BOSTON—Hepatitis used to be the talk of the town at The Liver Meeting, the annual gathering of the American Association for the Study of Liver Diseases. These days, the conversation is turning to nonalcoholic steatohepatitis (NASH), but its cousin alcoholic hepatitis (AH) isn’t getting much attention. Durect is trying to change that.
The California-based company presented data showing that all 19 patients who received its epigenetic regulator, DUR-928, were still alive 28 days after treatment and that it reduced their Maddrey’s Discriminant Function (DF) and Model for End-Stage Liver Disease (MELD)—scores that reflect the likelihood that someone with AH will die within a certain period of time. It also reduced their levels of serum bilirubin, a marker of liver disease.

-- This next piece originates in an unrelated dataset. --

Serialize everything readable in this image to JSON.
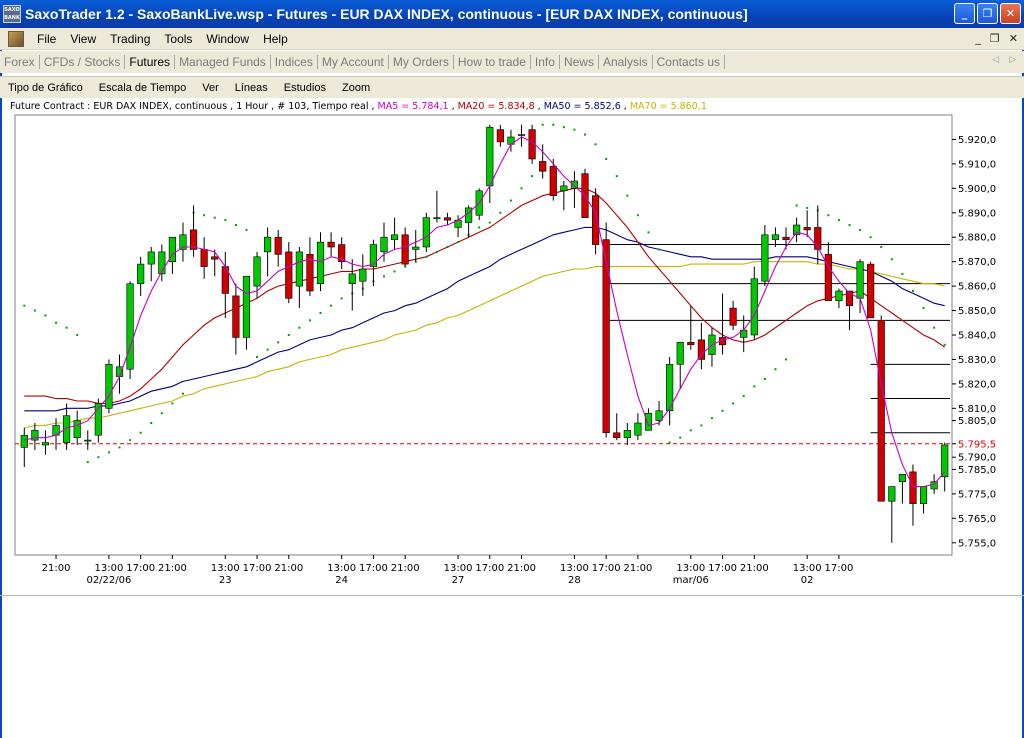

The study tested three dose levels of the intravenous treatment: 30 mg, 90 mg and 150 mg. All patients were dosed on day one, and, if they were still hospitalized on day four, they received a second dose. Of the 19 patients, 17 responded to the treatment within seven days—a rate of 89%. Nearly three-quarters of them were able to leave hospital within four days of receiving a single dose of DUR-928.
Mortality rates for AH are hard to pin down, but the investigators followed the 19 patients for nearly a month, expecting some of them to die, said Tarek Hassanein, M.D., who presented the results of the phase 2a study. Hassanein is a professor of medicine and director of outreach services for liver transplantation at the University of California San Diego School of Medicine.
“Alcoholic hepatitis is a very specific form of alcohol-induced injury that comes on very quickly. It really kills people, but worse yet, we don’t have any treatments,” Hassanein said.
Today, AH is treated with corticosteroids, but there is debate on just how effective they are. If steroids don’t work, the only option is a liver transplant, which can be difficult to secure.
“It is challenging to get any patients who are dying from acute alcoholic hepatitis to be accepted by the transplant committee,” Hassanein said. “There are a lot of issues about organ shortage and who should get those organs. Although the data shows that [AH patients] benefit tremendously from transplants, the issue is that they didn’t go through a rehabilitation process that minimizes the chances of recidivism after the transplant.”
Enter DUR-928, a naturally occurring epigenetic regulator Durect CEO Jim Brown likens to antivirus software. If DNA is like hardware, the epigenome is the software. If the software is dysregulated, DUR-928 can be used to fix the software—that is, it stimulates certain genes to get the body to repair itself.
“And like an antivirus software, it doesn’t need to be redone every day—it’s good for the next month, or possibly longer,” Brown said.
The study was open-label, so it didn’t directly compare DUR-928 to corticosteroids. But the investigators carried out a subgroup analysis of eight patients with severe AH against a similar group of patients who received steroids in a separate study. That study, conducted at the University of Louisville, wrapped up recently.
“We were able to look into every single patient and match their baseline parameters to get the same kinds of patients to compare the response to steroids versus the response to ‘928,” said WeiQi Lin, M.D., Ph.D., Durect’s R&D chief. Both patient groups had similar baseline MELD and Maddrey’s DF scores, but three of the 13 patients who received steroids died within 28 days of treatment whereas all eight DUR-928 patients survived.
Next up, the investigators are working with Durect to design a phase 2b study that will include “a significantly higher number of patients,” Hassanein said. If that study yields similar results, the company will be able to go full steam ahead into phase 3 and, they hope, regulatory approval.